COVID-19: Inhalatives Steroid bei ambulanten Patienten erneut ohne Wirkung

Durham/North Carolina – Während die Behandlung mit oralem oder intravenösem Dexamethason bei hospitalisierten Patienten mit COVID-19 zum Standard gehört, hat sich eine inhalative Behandlung mit Steroiden bei leichten Erkrankungen nicht durchgesetzt.
In der Studie ACTIV-6 hat Fluticason die Erholung erneut nicht beschleunigen können. Nach den jetzt im New England Journal of Medicine (2023; DOI: 10.1056/NEJMoa2209421) publizierten Ergebnissen ist ein Anstieg von Komplikationen nicht ganz auszuschließen.
Bei COVID-19 kommt es häufig zu einer überschießenden Immunreaktion, die dem Körper mehr schadet als nutzt. Eine Behandlung mit Steroiden kann dem gegensteuern. Die RECOVERY-Studie hatte bereits im Juni 2020 gezeigt, dass eine niedrig-dosierte Behandlung mit Dexamethason die Überlebenschancen von hospitalisierten Patienten verbessern kann. Es war damals die erste wirksame Behandlung bei COVID-19.
Bei leichten Erkrankungen stehen entzündliche Reaktionen weniger im Vordergrund, und die Versuche, den Verlauf durch die Behandlung mit inhalativen Steroiden günstig zu beeinflussen, haben nicht zu eindeutigen Ergebnissen geführt. In 2 offenen randomisierten Studien (PRINCIPLE und STOIC) kam es unter der Anwendung von inhalativem Budesonid über 14 Tage zwar zu einer schnelleren Genesung und tendenziell auch zu einer Verringerung von Krankenhausaufenthalten oder Todesfällen.

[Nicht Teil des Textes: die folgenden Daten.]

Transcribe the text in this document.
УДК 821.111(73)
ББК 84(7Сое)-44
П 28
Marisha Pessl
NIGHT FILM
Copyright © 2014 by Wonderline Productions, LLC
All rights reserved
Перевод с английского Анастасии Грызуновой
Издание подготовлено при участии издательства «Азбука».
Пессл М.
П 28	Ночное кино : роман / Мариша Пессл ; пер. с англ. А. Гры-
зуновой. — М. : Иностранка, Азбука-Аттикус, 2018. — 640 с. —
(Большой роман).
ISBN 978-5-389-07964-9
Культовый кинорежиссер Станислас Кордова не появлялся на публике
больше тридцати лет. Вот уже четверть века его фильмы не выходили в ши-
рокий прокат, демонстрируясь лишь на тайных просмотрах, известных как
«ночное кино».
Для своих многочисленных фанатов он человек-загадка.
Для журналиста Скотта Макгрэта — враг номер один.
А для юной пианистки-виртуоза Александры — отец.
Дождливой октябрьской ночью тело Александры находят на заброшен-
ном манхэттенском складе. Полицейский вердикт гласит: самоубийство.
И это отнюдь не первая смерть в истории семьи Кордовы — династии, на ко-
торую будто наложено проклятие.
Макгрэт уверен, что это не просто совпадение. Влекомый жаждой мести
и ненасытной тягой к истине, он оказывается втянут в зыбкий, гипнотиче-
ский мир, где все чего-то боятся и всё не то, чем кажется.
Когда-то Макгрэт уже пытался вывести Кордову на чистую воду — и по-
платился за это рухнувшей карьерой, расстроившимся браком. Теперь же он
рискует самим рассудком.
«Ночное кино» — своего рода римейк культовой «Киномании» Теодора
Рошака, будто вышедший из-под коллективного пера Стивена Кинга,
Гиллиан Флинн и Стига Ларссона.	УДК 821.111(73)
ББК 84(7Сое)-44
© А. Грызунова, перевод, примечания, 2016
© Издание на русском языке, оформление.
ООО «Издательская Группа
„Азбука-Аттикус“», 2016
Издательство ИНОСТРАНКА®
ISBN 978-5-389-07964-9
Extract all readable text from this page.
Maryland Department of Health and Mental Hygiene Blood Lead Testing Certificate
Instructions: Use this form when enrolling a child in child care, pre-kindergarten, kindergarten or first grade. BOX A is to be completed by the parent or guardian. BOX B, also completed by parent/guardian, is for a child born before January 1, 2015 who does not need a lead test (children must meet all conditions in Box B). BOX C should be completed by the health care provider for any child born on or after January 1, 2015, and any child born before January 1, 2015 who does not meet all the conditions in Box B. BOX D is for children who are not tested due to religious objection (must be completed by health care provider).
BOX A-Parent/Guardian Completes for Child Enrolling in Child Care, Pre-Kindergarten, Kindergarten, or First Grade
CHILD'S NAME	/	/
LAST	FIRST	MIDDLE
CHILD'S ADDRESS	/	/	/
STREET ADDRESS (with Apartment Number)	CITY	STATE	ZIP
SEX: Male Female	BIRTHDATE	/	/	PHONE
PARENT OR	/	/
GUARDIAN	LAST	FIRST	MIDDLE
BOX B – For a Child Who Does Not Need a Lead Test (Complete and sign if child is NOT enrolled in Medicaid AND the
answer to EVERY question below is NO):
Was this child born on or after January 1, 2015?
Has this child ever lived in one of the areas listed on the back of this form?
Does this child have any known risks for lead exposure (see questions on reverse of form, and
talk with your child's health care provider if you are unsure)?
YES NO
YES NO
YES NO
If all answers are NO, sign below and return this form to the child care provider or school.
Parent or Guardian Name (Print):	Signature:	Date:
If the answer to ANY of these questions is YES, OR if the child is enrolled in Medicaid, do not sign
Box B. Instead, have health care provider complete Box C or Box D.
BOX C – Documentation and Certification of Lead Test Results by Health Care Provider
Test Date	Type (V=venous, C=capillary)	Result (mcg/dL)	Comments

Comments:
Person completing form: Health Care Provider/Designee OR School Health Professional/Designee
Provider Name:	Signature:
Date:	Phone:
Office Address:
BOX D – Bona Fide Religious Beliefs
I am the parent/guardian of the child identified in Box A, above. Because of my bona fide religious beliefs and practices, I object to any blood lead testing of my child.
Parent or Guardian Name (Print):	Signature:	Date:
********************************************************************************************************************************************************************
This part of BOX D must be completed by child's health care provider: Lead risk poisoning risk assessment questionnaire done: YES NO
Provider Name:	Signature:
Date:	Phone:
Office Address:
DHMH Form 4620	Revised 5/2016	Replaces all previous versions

In 3 randomisierten Studien (CONTAIN, COVERAGE und Clemency et al.), von denen 2 Doppelblindstudien waren, konnte die Erkrankungsdauer mit inhaliertem Ciclesonid (in einer Dosis von 640 µg pro Tag) dagegen nicht verkürzt werden.
Die Leitlinien raten deshalb von einem Einsatz von Kortikoiden bei leichten oder mittelschweren Erkrankungen ab – zumal mit Nirmatrelvir/Ritonavir und Molnupiravir oder auch Remdesivir effektive Virustatika zu Verfügung stehen (während die Antikörperpräparate gegen die aktuellen Omikron-Varianten nicht mehr wirken).
Diese Einschätzung wird durch die jetzt publizierten Ergebnisse der Studie ACTIV-6 bestätigt. An 91 Zentren in den USA waren 1.277 ambulante COVID-19-Patienten im Alter von median 45 Jahren, deren Symptombeginn nicht länger als 7 Tage zurücklag, auf eine 14-tägige Behandlung mit inhalativem Fluticason (200 µg/Tag) oder Placebo randomisiert. Fluticason ist etwa 4-fach stärker als Budesonid, so dass die Dosierung von Fluticason in ACTIV-6 mit der Dosis von 800 µg Budesonid in PRINCIPLE und STOIC vergleichbar ist.
Primärer Endpunkt der Studie ACTIV-6 war die Dauer bis zur vollständigen Erholung (definiert als 3. aufeinander folgender Tag ohne Symptome).
Wie das Team um Susanna Naggie vom Duke Clinical Research Institute in Durham/North Carolina berichtet, hatten sich die Patienten in der Fluticason-Gruppe im Durchschnitt nach 11,2 Tagen erholt gegenüber 11,3 Tagen in der Placebogruppe.
Die Hazard Ratio von 1,01 war selbstverständlich nicht signifikant und das 95-%-Konfidenzintervall von 0,91 bis 1,12 schließt weitgehend aus, dass ein Vor- oder Nachteil übersehen wurde.
Die Zahl der Hospitalisierungen, der wichtigste sekundäre Endpunkt der Studie, war mit 3 Patienten (0,5 %) in beiden Gruppen identisch (Hazard Ratio 0,94; 0,19-4,68). Todesfälle waren nicht zu beklagen.
Dagegen kam es in der Fluticason-Gruppe mit 24 Fällen (3,7 %) häufiger zu Besuchen in Notfallambulanzen mit oder ohne Hospitalisierung als in der Placebogruppe mit 13 Fällen (2,1 %). Die Hazard Ratio von 1,9 war mit einem 95-%-Konfidenzintervall von 0,8 bis 3,5 zwar nicht signifikant. Dem potenziellen Risiko stünde jedoch kein Nutzen gegenüber, so dass die Ergebnisse keine Argumente für den Einsatz von inhalativen Steroiden bei ambulanten Patienten liefern.